Du départ à Saint-Christo-en-Jarez (km 19)

C'est à 23h56 que Laurent, Martin, Arnaud et moi franchissons l'arche de départ de la SaintéLyon 2023 ! Et alors que nous ne pouvions que marcher jusqu'à passer sous l'arche, nous pouvons enfin commencer à trottiner mais pas plus car c'est bien bouché devant nous. C'est alors que va débuter la partie de slalom entre tous les concurrents partis autour de nous mais qui démarrent doucement. Le plus dur, c'est de réussir à rester tous les 4 ensemble dans cet énorme peloton très dense.

Cette année, petite nouveauté, un classement est fait sur les 1,4 premiers kilomètres de la course. Evidemment, étant un coureur qui aime la vitesse (il se peut que j'ai couru mon premier 800m en salle il y a seulement une semaine, à Reims), on m'a immédiatement identifié sur ce défi mais le fait est qu'en partant en milieu de vague, c'est absolument injouable. Seuls ceux qui s'élancent au début d'une vague peuvent véritablement partir vite. Nous, c'est très laborieux pendant 1 kilomètre puis nous réussissons à mettre plus de rythme en doublant du monde sur les 3-4 kilomètres suivants mais en nous déportant un coup sur la droite, un coup à gauche...

Nous passons donc ce fameux kilomètre BV Sport (puisqu'il se termine devant l'enseigne de ce sponsor de l'épreuve) en 7 minutes et 34 secondes (pour 1,4 kilomètres), 1352ème sur 6622 à ce pointage. Avec les relais, les abandons, les éventuels soucis de pointages et autres, ces données sont très symboliques mais donnent un aperçu global du niveau et du nombre de concurrents engagés. Nous sommes pour le moment dans le premier quart des participants, du coup.

Après quelques kilomètres de plat et de bitume, nous arrivons sur les premiers chemins du parcours et dans les premières difficultés de la course. Tout va bien en ce début de course, nous sommes plutôt bien groupés même si nous devons parfois crier nos prénoms pour nous assurer que tout le monde est bien là tant le peloton est dense. C'est assez impressionnant de voir toutes ces frontales qui se suivent dès qu'on se retourne.

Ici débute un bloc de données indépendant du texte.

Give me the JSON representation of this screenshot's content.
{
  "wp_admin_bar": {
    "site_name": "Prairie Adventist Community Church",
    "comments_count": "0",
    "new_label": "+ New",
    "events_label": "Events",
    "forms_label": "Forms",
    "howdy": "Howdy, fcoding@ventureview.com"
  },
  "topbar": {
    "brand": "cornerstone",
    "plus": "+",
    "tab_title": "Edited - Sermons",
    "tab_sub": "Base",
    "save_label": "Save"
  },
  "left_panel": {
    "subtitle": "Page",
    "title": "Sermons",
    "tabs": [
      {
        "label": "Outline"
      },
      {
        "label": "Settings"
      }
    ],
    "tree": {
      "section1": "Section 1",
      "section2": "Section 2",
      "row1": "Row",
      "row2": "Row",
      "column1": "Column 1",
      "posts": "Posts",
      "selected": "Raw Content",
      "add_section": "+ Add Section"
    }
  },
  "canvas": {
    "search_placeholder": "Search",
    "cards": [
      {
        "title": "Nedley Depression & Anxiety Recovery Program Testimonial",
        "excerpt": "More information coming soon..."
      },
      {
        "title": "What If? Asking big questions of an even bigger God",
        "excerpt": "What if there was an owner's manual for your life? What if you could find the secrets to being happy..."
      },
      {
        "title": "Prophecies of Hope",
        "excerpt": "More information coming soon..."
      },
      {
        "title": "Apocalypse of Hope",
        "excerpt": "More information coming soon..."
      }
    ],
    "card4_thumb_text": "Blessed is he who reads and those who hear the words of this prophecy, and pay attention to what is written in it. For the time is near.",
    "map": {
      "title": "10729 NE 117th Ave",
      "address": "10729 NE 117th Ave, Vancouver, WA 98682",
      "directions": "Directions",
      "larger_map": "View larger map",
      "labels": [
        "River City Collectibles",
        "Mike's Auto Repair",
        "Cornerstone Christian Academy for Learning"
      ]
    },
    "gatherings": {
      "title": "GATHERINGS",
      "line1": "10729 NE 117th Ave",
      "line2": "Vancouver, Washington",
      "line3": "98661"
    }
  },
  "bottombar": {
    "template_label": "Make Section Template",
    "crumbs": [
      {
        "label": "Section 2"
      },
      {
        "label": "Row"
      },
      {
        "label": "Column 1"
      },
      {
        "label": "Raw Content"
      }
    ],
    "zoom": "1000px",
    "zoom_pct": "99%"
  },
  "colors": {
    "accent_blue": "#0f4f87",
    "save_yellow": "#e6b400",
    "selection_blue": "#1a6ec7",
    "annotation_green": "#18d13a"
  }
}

C'est encore très très groupé même si cela commence à s'étirer gentiment. On avance pas mal, on a du mal à vraiment marcher dans les montées alors que c'est notre stratégie car la course est vraiment longue... Je force les gars à ne pas s'emballer, surtout Martin bien qu'il se modère déjà beaucoup.

Il se peut qu'à un moment, ce soit moi qui abuse à relancer alors que la montée n'est pas vraiment terminée, alors que ça ne bascule pas vraiment, en prétextant que c'est parce que les autres ont trop tendance à attaquer les montées en courant... Bon, il va vite falloir qu'on calme ça parce que sinon, on risque vraiment de se cramer les uns et les autres. L'avantage, c'est que les autres comptent sur moi pour "dicter" le rythme donc si je dis qu'on marche, on marche et ça m'arrange bien même si tout va très bien pour l'instant.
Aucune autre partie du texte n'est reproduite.